The medical term for a "sore throat" is pharyngitis. We owe the word "pharyngitis" to gifts from the Greeks: "pharynx" meaning "the throat" + the suffix"-itis" denoting inflammation. So pharyngitis literally means inflammation of the pharynx.

Like the thigh bone, the pharynx is connected not to the hip bone, but to a remarkable number of other structures including the mouth and nose, the esophagus and larynx, and (via the Eustachian tubes) the ears. That is why sore throats so often involve these other structures.

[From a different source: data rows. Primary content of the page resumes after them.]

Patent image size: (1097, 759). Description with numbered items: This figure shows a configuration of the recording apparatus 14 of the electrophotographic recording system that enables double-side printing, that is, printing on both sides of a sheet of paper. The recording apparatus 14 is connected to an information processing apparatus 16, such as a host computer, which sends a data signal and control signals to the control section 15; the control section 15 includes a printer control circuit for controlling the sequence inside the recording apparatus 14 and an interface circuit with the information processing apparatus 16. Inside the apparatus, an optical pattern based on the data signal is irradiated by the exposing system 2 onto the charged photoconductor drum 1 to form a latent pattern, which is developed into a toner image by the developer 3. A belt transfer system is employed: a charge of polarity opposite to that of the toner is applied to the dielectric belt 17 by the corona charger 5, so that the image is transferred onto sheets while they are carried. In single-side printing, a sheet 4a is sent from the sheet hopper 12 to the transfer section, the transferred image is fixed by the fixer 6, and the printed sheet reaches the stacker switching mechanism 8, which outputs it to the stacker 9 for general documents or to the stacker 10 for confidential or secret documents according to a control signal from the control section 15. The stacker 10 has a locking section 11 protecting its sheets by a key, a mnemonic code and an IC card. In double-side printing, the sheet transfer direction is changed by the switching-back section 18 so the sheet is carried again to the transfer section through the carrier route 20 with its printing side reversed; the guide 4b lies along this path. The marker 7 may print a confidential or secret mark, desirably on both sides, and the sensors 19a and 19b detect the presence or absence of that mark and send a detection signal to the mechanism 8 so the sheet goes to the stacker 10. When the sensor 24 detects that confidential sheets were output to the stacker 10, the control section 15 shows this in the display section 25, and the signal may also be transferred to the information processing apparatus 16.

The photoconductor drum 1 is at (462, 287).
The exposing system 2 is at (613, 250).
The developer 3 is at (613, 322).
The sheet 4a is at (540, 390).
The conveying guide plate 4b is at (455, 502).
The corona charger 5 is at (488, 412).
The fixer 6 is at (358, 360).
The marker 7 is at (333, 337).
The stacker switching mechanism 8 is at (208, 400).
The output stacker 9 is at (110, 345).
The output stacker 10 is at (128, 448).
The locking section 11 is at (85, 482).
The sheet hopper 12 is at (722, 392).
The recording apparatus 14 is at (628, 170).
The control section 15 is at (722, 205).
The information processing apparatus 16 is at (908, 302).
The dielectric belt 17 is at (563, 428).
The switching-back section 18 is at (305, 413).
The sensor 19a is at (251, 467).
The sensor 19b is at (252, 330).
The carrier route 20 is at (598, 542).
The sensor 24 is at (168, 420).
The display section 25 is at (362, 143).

And that's not all. The pharynx has additional neighbors of renown, namely the nubbins of lymphatic tissue in the back of the pharynx called the "tonsils"and the rings of like tissue higher up in the nasal portion of the pharynx called the "adenoids".

Inflammation of the pharynx causes it to redden and swell which may make breathing and swallowing more difficult. Another features may be an "exudate" or whitish-yellow covering, especially pronounced on the tonsils. The exudate contains dead cells and bacteria or viruses.

The most common cause of pharyngitis is infection by a virus, especially one of the viruses that can cause the common cold. A number of viruses including those blamed for influenza ("flu") and infectious mononucleosis ("mono") and a class of viruses called adenoviruses can cause particularly severe inflammation of the pharynx.

The notorious "strep throat" is due to a bacterial infection of the pharynx. The offending bacteria is the streptococcus.